In a related action, the Board of Governors unanimously approved a 25-basis-point increase in the discount rate to 6 percent. In taking this action, the Board approved the requests submitted by the Boards of Directors of the Federal Reserve Banks of Boston, New York, Philadelphia, Cleveland, Richmond, Atlanta, Chicago, St. Louis, Minneapolis, Dallas, and San Francisco.
| Removed | Added | Significance |
|---|---|---|
| Reference to Q4 2005 GDP slowing/temporary factors. | "Gradual cooling of the housing market" and "lagged effects of increases in interest rates." | High. The Fed is now explicitly acknowledging the housing slowdown and the transmission of its own previous hikes. |
| "Keep risks... roughly in balance" (Growth vs. Price Stability). | "Depend importantly on the evolution of the economic outlook as implied by incoming information." | High. Shift from a general "balancing act" to explicit "data-dependency," signaling a potential pause or slower pace. |
| "Foster these objectives." | "Support the attainment of its objectives." | Low. Minor stylistic change in phrasing. |
| 4-3/4% (FFR) / 5-3/4% (Discount). | 5% (FFR) / 6% (Discount). | Moderate.

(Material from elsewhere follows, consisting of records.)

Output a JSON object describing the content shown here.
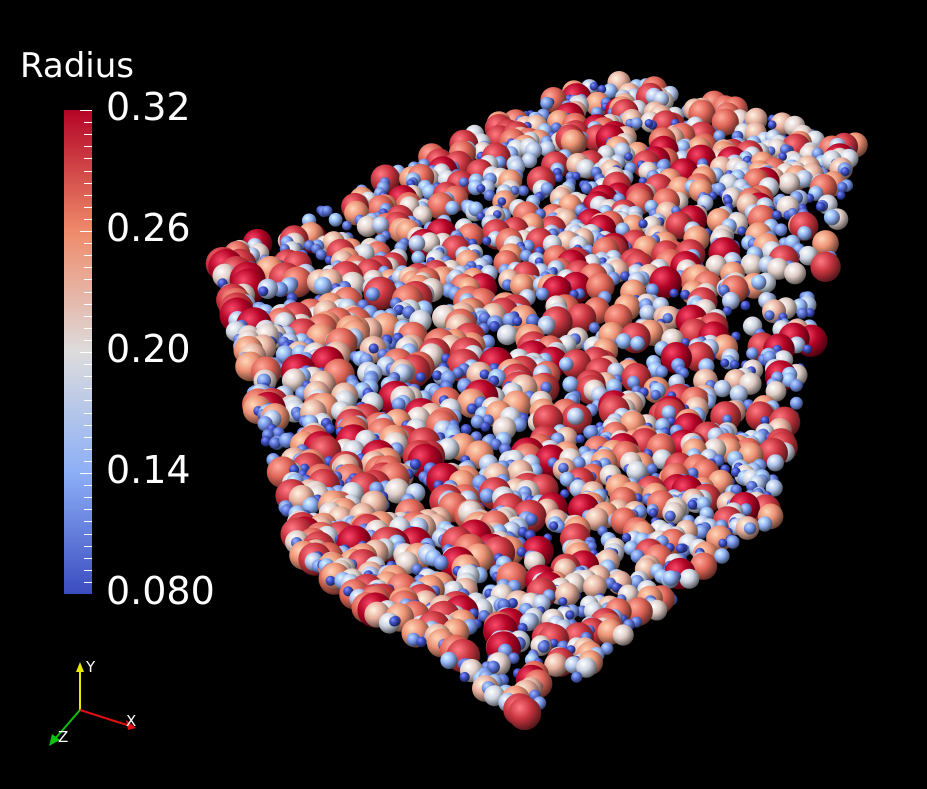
{
  "legend": {
    "title": "Radius",
    "ticks": [
      "0.32",
      "0.26",
      "0.20",
      "0.14",
      "0.080"
    ],
    "range": [
      0.08,
      0.32
    ],
    "colors": {
      "high": "#b40426",
      "mid": "#dddcdc",
      "low": "#3b4cc0"
    }
  },
  "axes": {
    "x": "X",
    "y": "Y",
    "z": "Z"
  },
  "scene": {
    "background": "#000000"
  }
}
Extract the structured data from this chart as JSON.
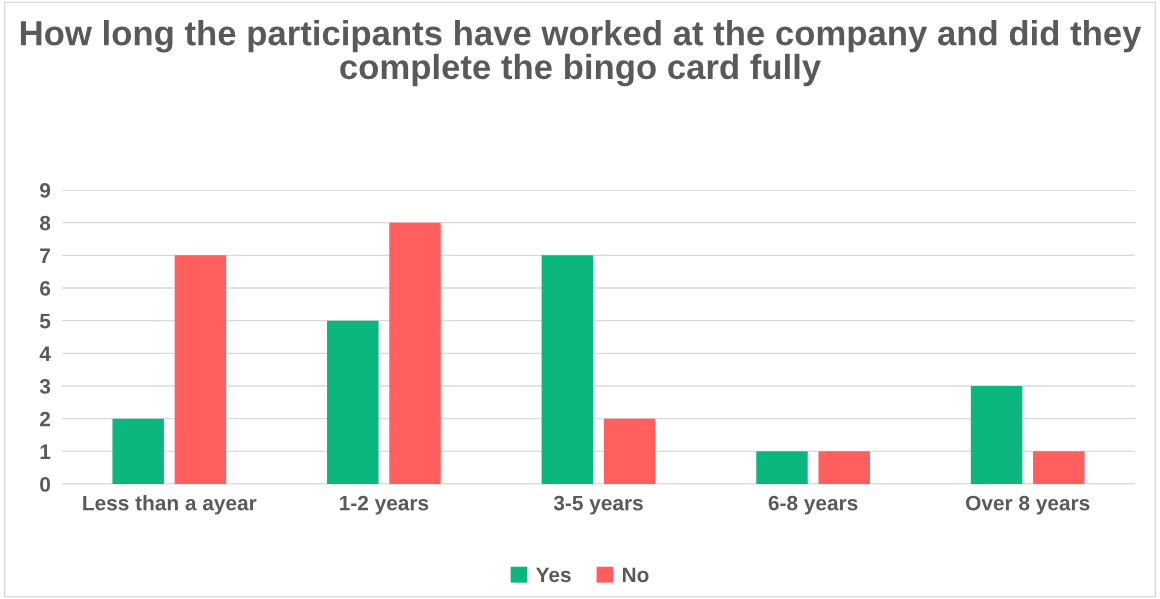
{
  "chart_data": {
    "type": "bar",
    "title": "How long the participants have worked at the company and did they complete the bingo card fully",
    "categories": [
      "Less than a ayear",
      "1-2 years",
      "3-5 years",
      "6-8 years",
      "Over 8 years"
    ],
    "series": [
      {
        "name": "Yes",
        "color": "#0cb77f",
        "values": [
          2,
          5,
          7,
          1,
          3
        ]
      },
      {
        "name": "No",
        "color": "#ff5f5f",
        "values": [
          7,
          8,
          2,
          1,
          1
        ]
      }
    ],
    "ylim": [
      0,
      9
    ],
    "yticks": [
      0,
      1,
      2,
      3,
      4,
      5,
      6,
      7,
      8,
      9
    ],
    "grid": "y",
    "legend": "bottom"
  }
}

Continuation of the tightening cycle (25bps hike). |
The Committee’s assessment of inflation remains static. The entire second paragraph is identical to the previous statement. The Fed continues to view core inflation as stable, supported by productivity gains, while remaining vigilant about "resource utilization" and commodity prices. However, the guidance section now specifically links further firming to "address inflation risks" rather than the broader "balance" of growth and stability.
There is a notable shift from backward-looking analysis to forward-looking caution. The March statement focused on dismissing the Q4 2005 slowdown as "temporary." The May statement pivots to the current year's strength but introduces two critical headwinds: the cooling housing market and the lagged effects of monetary policy. This indicates the Committee is now monitoring the "braking distance" of the economy more closely.
The guidance has shifted from presumptive to conditional. In March, the Committee suggested further firming was needed to maintain a balance. In May, while they leave the door open ("may yet be needed"), they have added a strong caveat regarding "extent and timing" based on "incoming information." This is a classic central bank signal that the pace of hikes may slow or that the Committee is preparing the markets for a potential plateau.
Verdict: Dovish Tilt (within a Hawkish Action)
While the Committee took a Hawkish action (raising rates by 25 basis points), the tonal shift in the text is Dovish. The Fed has moved from a stance of steady tightening to one of cautious observation. By explicitly mentioning the "cooling of the housing market" and emphasizing "incoming information" for future timing, the Committee is signaling that it is no longer on "autopilot" with its rate hikes. They are acknowledging that the lagged effects of their previous actions are beginning to manifest, suggesting a transition from a phase of aggressive tightening to a phase of data-dependent calibration.